В радости своей Лысков не дождался, пока подойдет мальчик. Торопливо запахивая халат, он сбежал с крыльца и, оглядываясь на стороны, проговорил скороговоркою:
– Ступай, мальчик, скорей вон туда, вишь[99], обойди кругом вот эту избу – сейчас сад будет, решетка; придешь к калитке… живет тут помещица, добрая такая, она тебе всего даст… всего… Да вот что[100], – если скажешь, я прислал – беда будет!.. Скажешь или нет – а?
– Нет, – проговорил Петя, едва сдерживая слезы.
– Смотри же: беда будет! засеку тебя! Ну, ступай… ступай! – заключил Лысков, поворачивая мальчика на дорогу и быстро направясь к крыльцу, где ожидал его Митька с новой трубкой.
Пете смерть хотелось убежать скорей из деревни; он бы, может, и сделал это, но, обернувшись, увидел, что помещик и лакей наблюдали за ним: оба махали руками, давая знать, чтоб он шел по указанному пути.

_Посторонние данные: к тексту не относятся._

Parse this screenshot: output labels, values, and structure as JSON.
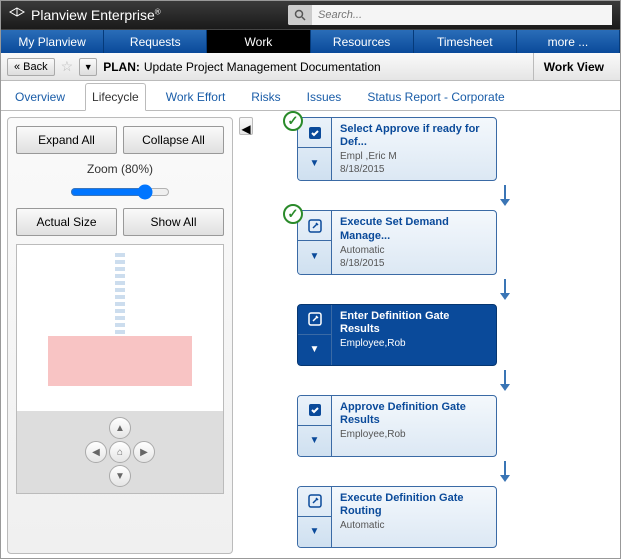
{
  "brand": "Planview Enterprise",
  "search": {
    "placeholder": "Search..."
  },
  "mainnav": [
    "My Planview",
    "Requests",
    "Work",
    "Resources",
    "Timesheet",
    "more ..."
  ],
  "mainnav_active": 2,
  "subbar": {
    "back": "« Back",
    "plan_prefix": "PLAN:",
    "plan_title": "Update Project Management Documentation",
    "view": "Work View"
  },
  "tabs": [
    "Overview",
    "Lifecycle",
    "Work Effort",
    "Risks",
    "Issues",
    "Status Report - Corporate"
  ],
  "tabs_active": 1,
  "sidepanel": {
    "expand": "Expand All",
    "collapse": "Collapse All",
    "zoom_label": "Zoom (80%)",
    "actual": "Actual Size",
    "showall": "Show All"
  },
  "nodes": [
    {
      "title": "Select Approve if ready for Def...",
      "sub": "Empl ,Eric M",
      "date": "8/18/2015",
      "icon": "check",
      "complete": true,
      "selected": false
    },
    {
      "title": "Execute Set Demand Manage...",
      "sub": "Automatic",
      "date": "8/18/2015",
      "icon": "edit",
      "complete": true,
      "selected": false
    },
    {
      "title": "Enter Definition Gate Results",
      "sub": "Employee,Rob",
      "date": "",
      "icon": "edit",
      "complete": false,
      "selected": true
    },
    {
      "title": "Approve Definition Gate Results",
      "sub": "Employee,Rob",
      "date": "",
      "icon": "check",
      "complete": false,
      "selected": false
    },
    {
      "title": "Execute Definition Gate Routing",
      "sub": "Automatic",
      "date": "",
      "icon": "edit",
      "complete": false,
      "selected": false
    }
  ]
}
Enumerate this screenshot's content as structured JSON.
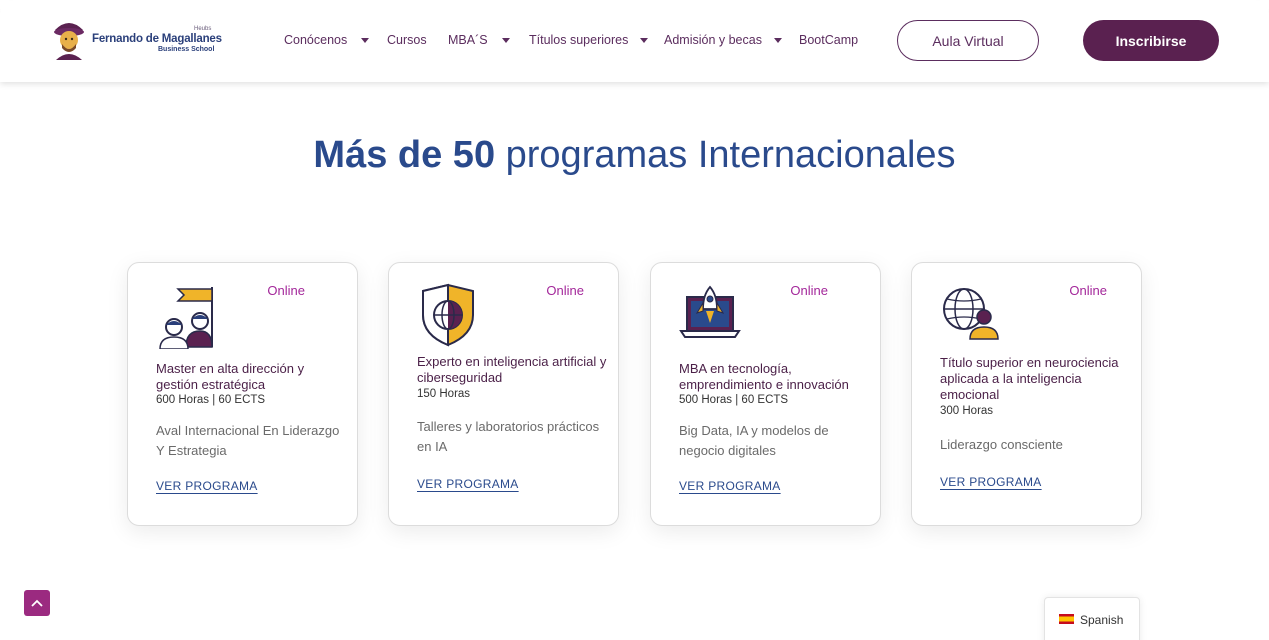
{
  "header": {
    "logo": {
      "top_text": "Heubs",
      "name": "Fernando de Magallanes",
      "sub": "Business School"
    },
    "nav": [
      {
        "label": "Conócenos",
        "has_dropdown": true
      },
      {
        "label": "Cursos",
        "has_dropdown": false
      },
      {
        "label": "MBA´S",
        "has_dropdown": true
      },
      {
        "label": "Títulos superiores",
        "has_dropdown": true
      },
      {
        "label": "Admisión y becas",
        "has_dropdown": true
      },
      {
        "label": "BootCamp",
        "has_dropdown": false
      }
    ],
    "aula_label": "Aula Virtual",
    "inscribirse_label": "Inscribirse"
  },
  "main": {
    "heading_bold": "Más de 50",
    "heading_rest": " programas Internacionales",
    "cards": [
      {
        "icon": "leadership-flag-icon",
        "mode": "Online",
        "title": "Master en alta dirección y gestión estratégica",
        "hours": "600 Horas | 60 ECTS",
        "desc": "Aval Internacional En Liderazgo Y Estrategia",
        "link": "VER PROGRAMA"
      },
      {
        "icon": "shield-globe-icon",
        "mode": "Online",
        "title": "Experto en inteligencia artificial y ciberseguridad",
        "hours": "150 Horas",
        "desc": "Talleres y laboratorios prácticos en IA",
        "link": "VER PROGRAMA"
      },
      {
        "icon": "rocket-laptop-icon",
        "mode": "Online",
        "title": "MBA en tecnología, emprendimiento e innovación",
        "hours": "500 Horas | 60 ECTS",
        "desc": "Big Data, IA y modelos de negocio digitales",
        "link": "VER PROGRAMA"
      },
      {
        "icon": "globe-person-icon",
        "mode": "Online",
        "title": "Título superior en neurociencia aplicada a la inteligencia emocional",
        "hours": "300 Horas",
        "desc": "Liderazgo consciente",
        "link": "VER PROGRAMA"
      }
    ]
  },
  "language": {
    "label": "Spanish",
    "flag": "spain-flag-icon"
  },
  "colors": {
    "primary": "#5a2150",
    "heading": "#2a4a8c",
    "accent": "#a3279a",
    "gold": "#f0b429"
  }
}
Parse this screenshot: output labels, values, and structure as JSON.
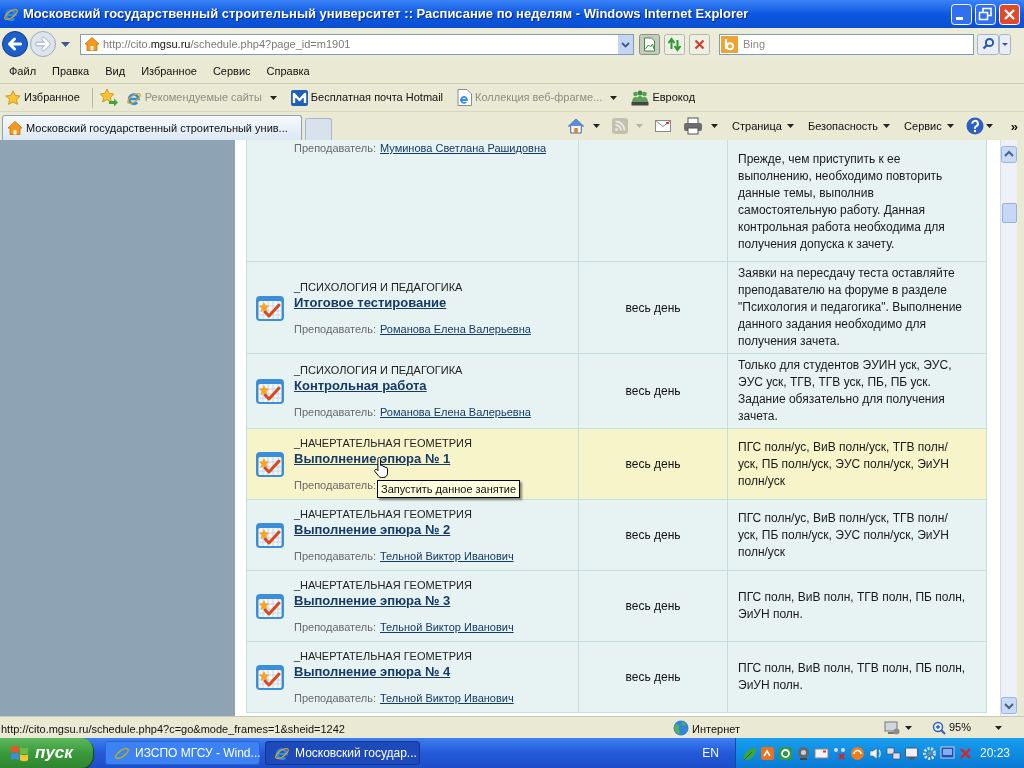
{
  "window": {
    "title": "Московский государственный строительный университет :: Расписание по неделям - Windows Internet Explorer"
  },
  "address_bar": {
    "url": [
      {
        "kind": "dim",
        "text": "http://cito."
      },
      {
        "kind": "domain",
        "text": "mgsu.ru"
      },
      {
        "kind": "dim",
        "text": "/schedule.php4?page_id=m1901"
      }
    ]
  },
  "search": {
    "placeholder": "Bing"
  },
  "menu": [
    "Файл",
    "Правка",
    "Вид",
    "Избранное",
    "Сервис",
    "Справка"
  ],
  "favorites_bar": {
    "favorites": "Избранное",
    "links": [
      {
        "kind": "ie",
        "label": "Рекомендуемые сайты",
        "dimmed": true,
        "dropdown": true
      },
      {
        "kind": "hotmail",
        "label": "Бесплатная почта Hotmail",
        "dimmed": false,
        "dropdown": false
      },
      {
        "kind": "webslice",
        "label": "Коллекция веб-фрагме...",
        "dimmed": true,
        "dropdown": true
      },
      {
        "kind": "app",
        "label": "Еврокод",
        "dimmed": false,
        "dropdown": false
      }
    ]
  },
  "tabs": [
    {
      "label": "Московский государственный строительный унив...",
      "selected": true
    }
  ],
  "command_bar": {
    "buttons": [
      {
        "kind": "home",
        "dropdown": true,
        "disabled": false
      },
      {
        "kind": "feeds",
        "dropdown": true,
        "disabled": true
      },
      {
        "kind": "mail",
        "dropdown": false,
        "disabled": false
      },
      {
        "kind": "print",
        "dropdown": true,
        "disabled": false
      }
    ],
    "menus": [
      "Страница",
      "Безопасность",
      "Сервис"
    ],
    "overflow": "»"
  },
  "schedule_rows": [
    {
      "kind": "continued",
      "teacher_label": "Преподаватель:",
      "teacher": "Муминова Светлана Рашидовна",
      "note": "Прежде, чем приступить к ее выполнению, необходимо повторить данные темы, выполнив самостоятельную работу. Данная контрольная работа необходима для получения допуска к зачету.",
      "highlighted": false
    },
    {
      "kind": "full",
      "category": "_ПСИХОЛОГИЯ И ПЕДАГОГИКА",
      "title": "Итоговое тестирование",
      "teacher_label": "Преподаватель:",
      "teacher": "Романова Елена Валерьевна",
      "time": "весь день",
      "note": "Заявки на пересдачу теста оставляйте преподавателю на форуме в разделе \"Психология и педагогика\". Выполнение данного задания необходимо для получения зачета.",
      "highlighted": false
    },
    {
      "kind": "full",
      "category": "_ПСИХОЛОГИЯ И ПЕДАГОГИКА",
      "title": "Контрольная работа",
      "teacher_label": "Преподаватель:",
      "teacher": "Романова Елена Валерьевна",
      "time": "весь день",
      "note": "Только для студентов ЭУИН уск, ЭУС, ЭУС уск, ТГВ, ТГВ уск, ПБ, ПБ уск. Задание обязательно для получения зачета.",
      "highlighted": false
    },
    {
      "kind": "full",
      "category": "_НАЧЕРТАТЕЛЬНАЯ ГЕОМЕТРИЯ",
      "title": "Выполнение эпюра № 1",
      "teacher_label": "Преподаватель:",
      "time": "весь день",
      "note": "ПГС полн/ус, ВиВ полн/уск, ТГВ полн/уск, ПБ полн/уск, ЭУС полн/уск, ЭиУН полн/уск",
      "highlighted": true,
      "tooltip": "Запустить данное занятие"
    },
    {
      "kind": "full",
      "category": "_НАЧЕРТАТЕЛЬНАЯ ГЕОМЕТРИЯ",
      "title": "Выполнение эпюра № 2",
      "teacher_label": "Преподаватель:",
      "teacher": "Тельной Виктор Иванович",
      "time": "весь день",
      "note": "ПГС полн/ус, ВиВ полн/уск, ТГВ полн/уск, ПБ полн/уск, ЭУС полн/уск, ЭиУН полн/уск",
      "highlighted": false
    },
    {
      "kind": "full",
      "category": "_НАЧЕРТАТЕЛЬНАЯ ГЕОМЕТРИЯ",
      "title": "Выполнение эпюра № 3",
      "teacher_label": "Преподаватель:",
      "teacher": "Тельной Виктор Иванович",
      "time": "весь день",
      "note": "ПГС полн, ВиВ полн, ТГВ полн, ПБ полн, ЭиУН полн.",
      "highlighted": false
    },
    {
      "kind": "full",
      "category": "_НАЧЕРТАТЕЛЬНАЯ ГЕОМЕТРИЯ",
      "title": "Выполнение эпюра № 4",
      "teacher_label": "Преподаватель:",
      "teacher": "Тельной Виктор Иванович",
      "time": "весь день",
      "note": "ПГС полн, ВиВ полн, ТГВ полн, ПБ полн, ЭиУН полн.",
      "highlighted": false
    }
  ],
  "status_bar": {
    "url": "http://cito.mgsu.ru/schedule.php4?c=go&mode_frames=1&sheid=1242",
    "zone": "Интернет",
    "zoom": "95%"
  },
  "taskbar": {
    "start": "пуск",
    "tasks": [
      {
        "label": "ИЗСПО МГСУ - Wind...",
        "selected": false
      },
      {
        "label": "Московский государ...",
        "selected": true
      }
    ],
    "language": "EN",
    "clock": "20:23"
  }
}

Как уже сказано, домик Тютюевой почти примыкал передним своим фасом к зданию, воздвигнутому Лысковым. С тех пор как Лысков загородил любимые окна помещицы, она перенесла свое местопребывание на другой фас дома, глядевший окнами в сад. Петя миновал здание Лыскова, миновал дом и очутился против решетки, за которой располагался садик, разбитый весь на маленькие клумбы; сад замыкался маленьким, но очень чистеньким домиком; ставни и род галлерейки со столбиками и тремя ступеньками для схода в сад были выкрашены краской. Все это, и домик, и галлерея, и клумбы, и ставни, и столбики, отличалось такими малыми размерами, что казалось, сооружено было для детской потехи. Дело в том, что сорокалетняя девица, Ольга Ивановна Тютюева, любила, чтоб у ней все было маленькое; она жила совершенно одинокою; сверх того, сама она была такая маленькая, что по субботам мылась в корыте и свободно в нем умещалась. Немного погодя она вышла на галлерею с крошечной зеленой лейкой в руке. Петя принял было ее сначала за девочку и только когда взглянул на лицо ее, похожее на печеное яблоко, понял, что это была пожилая уже барыня. На этом печеном яблоке умещался, впрочем, такой избыток добродушия, которого стало бы на десять лиц шириною в арбуз. Петя поклонился. Барыня не заметила его и принялась поливать цветы. Петя снова поклонился. Наконец она подняла голову.
– Что ты, мой миленький – а? – ласково сказала она, поглядывая маленькими своими глазками на мальчика, – опять, видно, за яблочком – а?.. Нет, яблочки теперь зелены; есть не годится: брюшко заболит.